Bir odanın içindeydi. Karşısında O vardı ama bu nasıl oluyordu? Odanın dört bir tarafı kitaplarla doluydu. Plaketler, ödüller odanın dört bir yanından adeta parlıyordu. Ayağa kalktı.
“Ama ben… Bacaklarım ağrımıştı. Dağda değil miydik biz? ”
“Değildik! ”
“Tırmandığım yokuşlar, bayırlar? ”
“Merdivenler…”
“Ya saatlerce sessizlik? ”
“Kalabalıkta da mümkün! ”
“Ağaçlar görmüştüm…”
“Az da olsa mevcut! ”
“Ya patika yollar? ”
“Senden önce de gelenlerin izleri…”
“Bir taş üstüne oturmuştum? ”
“Huzursuzluğunun işareti! ”
“Sana gönderenler?

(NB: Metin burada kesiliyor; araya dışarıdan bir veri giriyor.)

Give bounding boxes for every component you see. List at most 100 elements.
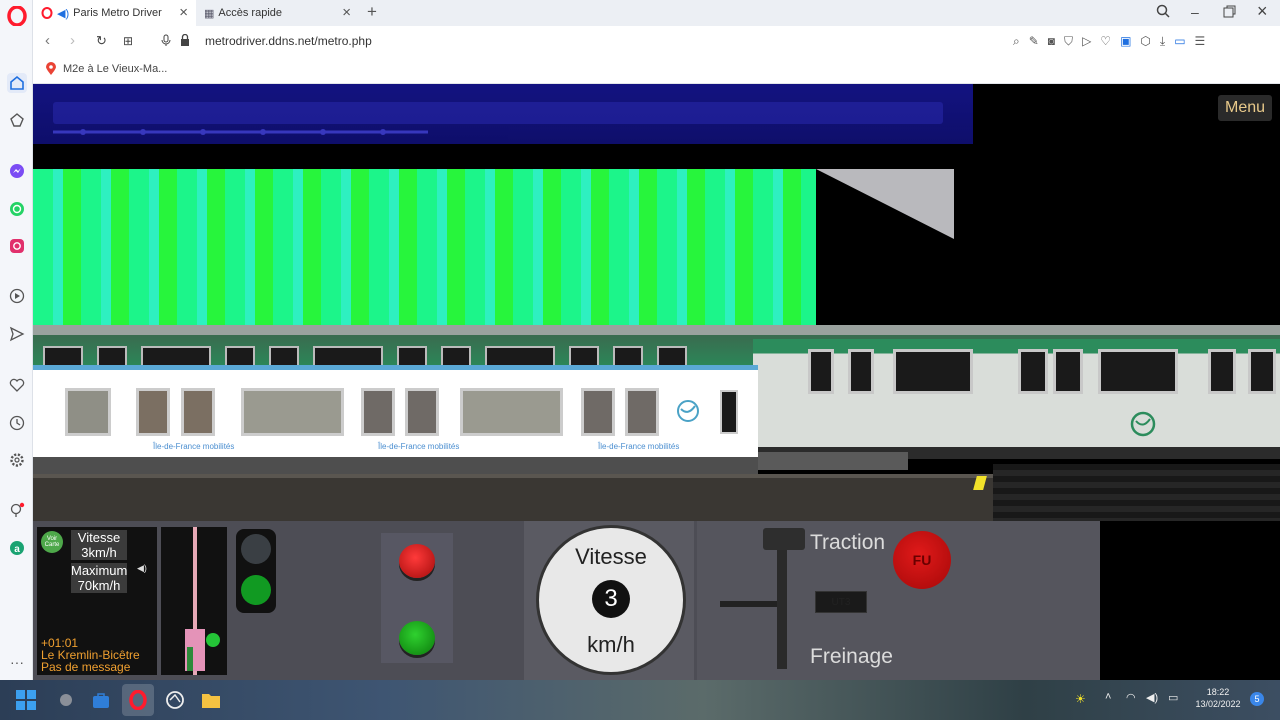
app-circle-icon[interactable] [163, 688, 187, 712]
search-icon[interactable] [55, 689, 77, 711]
train-door-window [625, 388, 659, 436]
opera-logo-icon[interactable] [7, 6, 27, 26]
store-icon[interactable] [89, 688, 113, 712]
lever-handle[interactable] [763, 528, 805, 550]
wifi-icon[interactable]: ◠ [1126, 691, 1136, 704]
forward-icon[interactable]: › [70, 32, 75, 49]
tab-title: Paris Metro Driver [73, 7, 162, 19]
windows-start-icon[interactable] [14, 688, 38, 712]
car-window [893, 349, 973, 394]
ratp-logo-icon [677, 400, 699, 422]
mode-readout: UT3 [815, 591, 867, 613]
speaker-icon[interactable]: ◀) [57, 7, 69, 20]
translate-icon[interactable]: ▣ [1120, 34, 1131, 49]
opera-tab-icon [41, 7, 53, 19]
idf-mobilites-logo: Île-de-France mobilités [153, 442, 235, 451]
microphone-icon[interactable] [161, 34, 171, 50]
tab-title: Accès rapide [218, 7, 282, 19]
line-map-banner [33, 84, 973, 144]
send-page-icon[interactable]: ▷ [1082, 34, 1091, 49]
platform-floor [33, 474, 993, 521]
battery-saver-icon[interactable]: ▭ [1174, 34, 1185, 49]
lever-panel: Traction Freinage UT3 FU [697, 521, 1100, 680]
bookmark-item[interactable]: M2e à Le Vieux-Ma... [45, 62, 167, 76]
reload-icon[interactable]: ↻ [96, 33, 107, 49]
lever-neutral-arm [720, 601, 777, 607]
back-icon[interactable]: ‹ [45, 32, 50, 49]
send-icon[interactable] [7, 324, 27, 344]
traction-label: Traction [810, 531, 886, 554]
new-tab-button[interactable]: + [367, 2, 377, 22]
close-window-button[interactable]: × [1257, 1, 1268, 22]
search-tabs-icon[interactable] [1156, 4, 1170, 21]
more-icon[interactable]: ··· [7, 652, 27, 672]
car-door-window [1208, 349, 1236, 394]
status-text: +01:01 Le Kremlin-Bicêtre Pas de message [41, 637, 159, 673]
aria-icon[interactable]: a [7, 538, 27, 558]
tray-arrow-icon[interactable]: ˄ [1105, 691, 1111, 703]
bogie [758, 452, 908, 470]
info-screen: Voir Carte Vitesse 3km/h Maximum 70km/h … [37, 527, 157, 675]
edit-icon[interactable]: ✎ [1029, 34, 1039, 49]
adblock-shield-icon[interactable]: ⛉ [1064, 34, 1073, 49]
red-button[interactable] [399, 544, 435, 578]
instagram-icon[interactable] [7, 236, 27, 256]
zoom-icon[interactable]: ⌕ [1013, 34, 1020, 49]
history-icon[interactable] [7, 413, 27, 433]
opera-taskbar-icon[interactable] [122, 684, 154, 716]
green-button[interactable] [399, 621, 435, 655]
line-map-stations [53, 129, 428, 135]
train-door-window [581, 388, 615, 436]
player-icon[interactable] [7, 286, 27, 306]
emergency-brake-button[interactable]: FU [893, 531, 951, 589]
speedometer-label: Vitesse [575, 544, 647, 569]
camera-icon[interactable]: ◙ [1048, 34, 1055, 49]
map-badge[interactable]: Voir Carte [41, 531, 63, 553]
message: Pas de message [41, 660, 131, 674]
tab-acces-rapide[interactable]: ▦ Accès rapide × [196, 0, 359, 26]
heart-icon[interactable] [7, 375, 27, 395]
clock-date: 13/02/2022 [1195, 699, 1241, 709]
line-profile-strip [161, 527, 227, 675]
train-door-window [405, 388, 439, 436]
workspace-icon[interactable] [7, 110, 27, 130]
brake-label: Freinage [810, 645, 893, 668]
speedometer-value: 3 [592, 580, 630, 618]
package-icon[interactable]: ⬡ [1140, 34, 1150, 49]
url-field[interactable]: metrodriver.ddns.net/metro.php [205, 34, 372, 48]
easy-setup-icon[interactable]: ☰ [1195, 34, 1206, 49]
clock-time: 18:22 [1206, 687, 1230, 697]
battery-icon[interactable]: ▭ [1168, 691, 1178, 704]
metro-train-front: Île-de-France mobilités Île-de-France mo… [33, 365, 758, 477]
browser-sidebar: a ··· [0, 0, 33, 685]
clock[interactable]: 18:22 13/02/2022 [1192, 686, 1244, 710]
file-explorer-icon[interactable] [199, 688, 223, 712]
max-speed-box: Maximum 70km/h [71, 563, 127, 593]
restore-button[interactable] [1223, 5, 1236, 21]
tab-paris-metro-driver[interactable]: ◀) Paris Metro Driver × [33, 0, 196, 26]
car-door-window [1018, 349, 1048, 394]
lightbulb-icon[interactable] [7, 500, 27, 520]
download-icon[interactable]: ⤓ [1160, 34, 1165, 49]
speaker-icon[interactable]: ◀) [137, 563, 147, 574]
weather-icon[interactable]: ☀ [1075, 692, 1086, 706]
menu-button[interactable]: Menu [1218, 95, 1272, 121]
whatsapp-icon[interactable] [7, 199, 27, 219]
notification-badge[interactable]: 5 [1250, 692, 1264, 706]
lock-icon[interactable] [180, 33, 190, 49]
game-canvas[interactable]: Menu Île-de-France mobilités Île-de-Fran… [33, 84, 1280, 680]
tiles-icon[interactable]: ⊞ [123, 34, 133, 48]
minimize-button[interactable]: – [1191, 4, 1199, 20]
grid-icon: ▦ [204, 7, 215, 20]
volume-icon[interactable]: ◀) [1146, 691, 1158, 704]
close-tab-icon[interactable]: × [342, 4, 351, 21]
messenger-icon[interactable] [7, 161, 27, 181]
car-door-window [848, 349, 874, 394]
settings-gear-icon[interactable] [7, 450, 27, 470]
windows-taskbar: ☀ ˄ ◠ ◀) ▭ 18:22 13/02/2022 5 [0, 680, 1280, 720]
bookmark-heart-icon[interactable]: ♡ [1100, 34, 1111, 49]
home-icon[interactable] [7, 73, 27, 93]
line-map-track [53, 102, 943, 124]
close-tab-icon[interactable]: × [179, 4, 188, 21]
track-bed [993, 464, 1280, 521]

Tarifler? ”
“Yüreğinin sesi! ”
Kendisine uzatılan suyu bir dikişte bitirmişti. Yüzüne baktı; anlamaya çalışıyor fakat zorlanıyordu. Mısralar yetişti imdadına yine.
“Senin dağ zannettiğin kendisidir hayatın,
Bakışının gölgesi, gördüğünü sandığın,
Çalışmadan, uğraşmadan menzil alınmaz!
Hep ilerle, yürü ki yorulsun bacakların! ”

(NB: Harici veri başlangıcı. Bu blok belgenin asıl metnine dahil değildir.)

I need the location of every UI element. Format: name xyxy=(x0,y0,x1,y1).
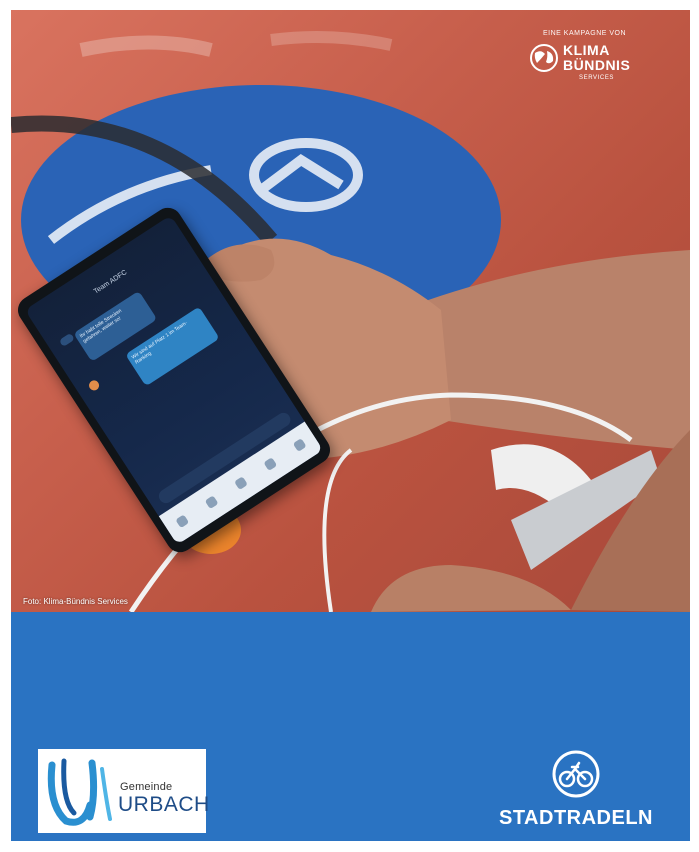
home-icon xyxy=(175,514,190,528)
photo-credit: Foto: Klima-Bündnis Services xyxy=(23,597,128,606)
municipality-label: Gemeinde xyxy=(120,781,173,793)
urbach-logo: Gemeinde URBACH xyxy=(38,749,209,833)
campaign-eyebrow: EINE KAMPAGNE VON xyxy=(543,30,627,37)
globe-icon xyxy=(530,44,558,72)
team-icon xyxy=(263,457,278,472)
brand-line-2: BÜNDNIS xyxy=(563,57,631,73)
bicycle-circle-icon xyxy=(552,750,600,798)
poster: Team ADFC Ihr habt tolle Strecken gefahr… xyxy=(11,10,690,841)
municipality-name: URBACH xyxy=(118,793,210,816)
brand-line-1: KLIMA xyxy=(563,42,610,58)
program-name: STADTRADELN xyxy=(498,807,653,829)
bike-icon xyxy=(204,495,219,510)
klima-buendnis-logo: EINE KAMPAGNE VON KLIMA BÜNDNIS SERVICES xyxy=(529,30,639,81)
stadtradeln-logo: STADTRADELN xyxy=(481,749,671,830)
brand-sub: SERVICES xyxy=(579,75,615,81)
chat-tag xyxy=(58,332,75,348)
blue-footer-band: Gemeinde URBACH STADTRADELN xyxy=(11,612,690,841)
settings-icon xyxy=(292,438,307,453)
urbach-u-mark-icon xyxy=(47,758,112,826)
chat-avatar xyxy=(87,378,101,393)
chart-icon xyxy=(234,476,248,491)
hero-photo: Team ADFC Ihr habt tolle Strecken gefahr… xyxy=(11,10,690,612)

Genç yutkundu. Anlayamıyordu. Bu adam anlatılan da öteydi. Onun suskunluğunu buğulu ses bozdu yine:
“Ben… diye başladı söze. Ben hep sevdim. Ama memleketimi. Aşık oldum. Sevdalandım ama Türkiye’me. Ben Türkiye sevdalısıyım. Kitaplar yazdım, yazdırdım sevdamı anlatan, doymadım: şiire, sanata aşığım, ben hayata aşığım… Sanma ki hiç yaralanmadı yüreğim, elbet yaralandı. Gözyaşlarımla saklambaç oynadım: fakat onları hep ben sakladım. Çektiğim fotoğrafları görmek ister misin? Fotoğraflar anlatır beni, seni, bizi, ülkemizi…”
“Evet.” dedi, “Çok isterim! ” sesi çok kısık çıkmıştı gencin.

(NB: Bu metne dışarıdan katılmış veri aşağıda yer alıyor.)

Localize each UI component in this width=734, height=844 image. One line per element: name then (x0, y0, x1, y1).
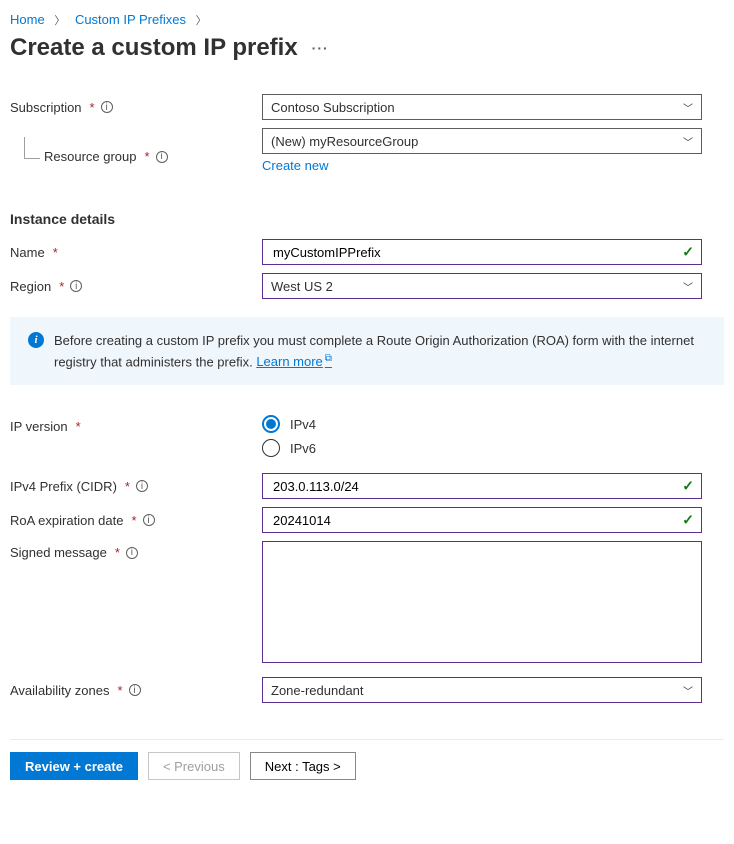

Eline uzatılan albüme uzanırken Onunla tanışmanın mutluluğu gözlerinden okunuyordu. Bu kadar kısa sürede neler öğrenmişti hiç farkına varmadan.
Derdini bile unutmuştu sahiden. Dünya gerçekten sahte aşkları yaşamaya değmeyecek kadar basit oyunlar mı oynatıyordu oyunculara? Düşündü. Daldı. Albüm sayfalarına bakarken O’nu düşündü. Hiç mi durmamıştı hayatı boyunca? Bunca başarıyı durarak elde etmek mümkün olamazdı. Bir halkbilimcisi, bir şair, bir yazar, bir gazeteci… Birleştirici, teşvikleyici… Mükemmel bir insan. Ayağa kalktı. Eline uzandı elleri;
“Müsaade edin, elinizi öpeyim.”
Etmemişti.
Ellerini avuçları içine sımsıkı alıp hafifçe sallamıştı sadece. Gülümsemiş, başıyla da –olmaz- demişti. Çok dostçaydı, sıcaktı, mütevaziydi, olgundu. Zaten tüm sevdiklerini ve şiir dostlarını ’Primiz Abdi Beğ aşıkna, Bayburtlu Zihni ile Aşık Veysel saygınlığında, Şebingülü sunularımla şiir yüklü duygularla..’ diyerek selamlıyordu; genç ihtiyar, bayan erkek, her karşılaştığını.
’Şebingülü sunumlarımla günaydın’ diyordu sabahları gördüklerine..
“Sizi tanımaktan onur duydum. Derdimi unuttum, bir amaç için yaşamaya karar verdim. Elimden tutun, sabrı öğretin, beni de yetiştirin. Ustam olun hayatımda.”
Sesinde yalvarmalı bir ton vardı. Yüzüne baktı, yine gülümsüyor gencin masum teklifini kabul ediyordu.
“O halde ustam diyeceğim size, henüz adınızı bile bilmiyorum, Dağların ve Çobanların Şairi’nin adını öğrenmek isterim.”
Elini daha sıkı tutuyordu şimdi. Buğulu ses istediği cevabı mırıldanırken gencin gözlerinden iki damla yaş süzüldü:
“Adın ne önemi var genç? Ama bilmek hakkındır elbet… Adım Hikmet Okuyar…”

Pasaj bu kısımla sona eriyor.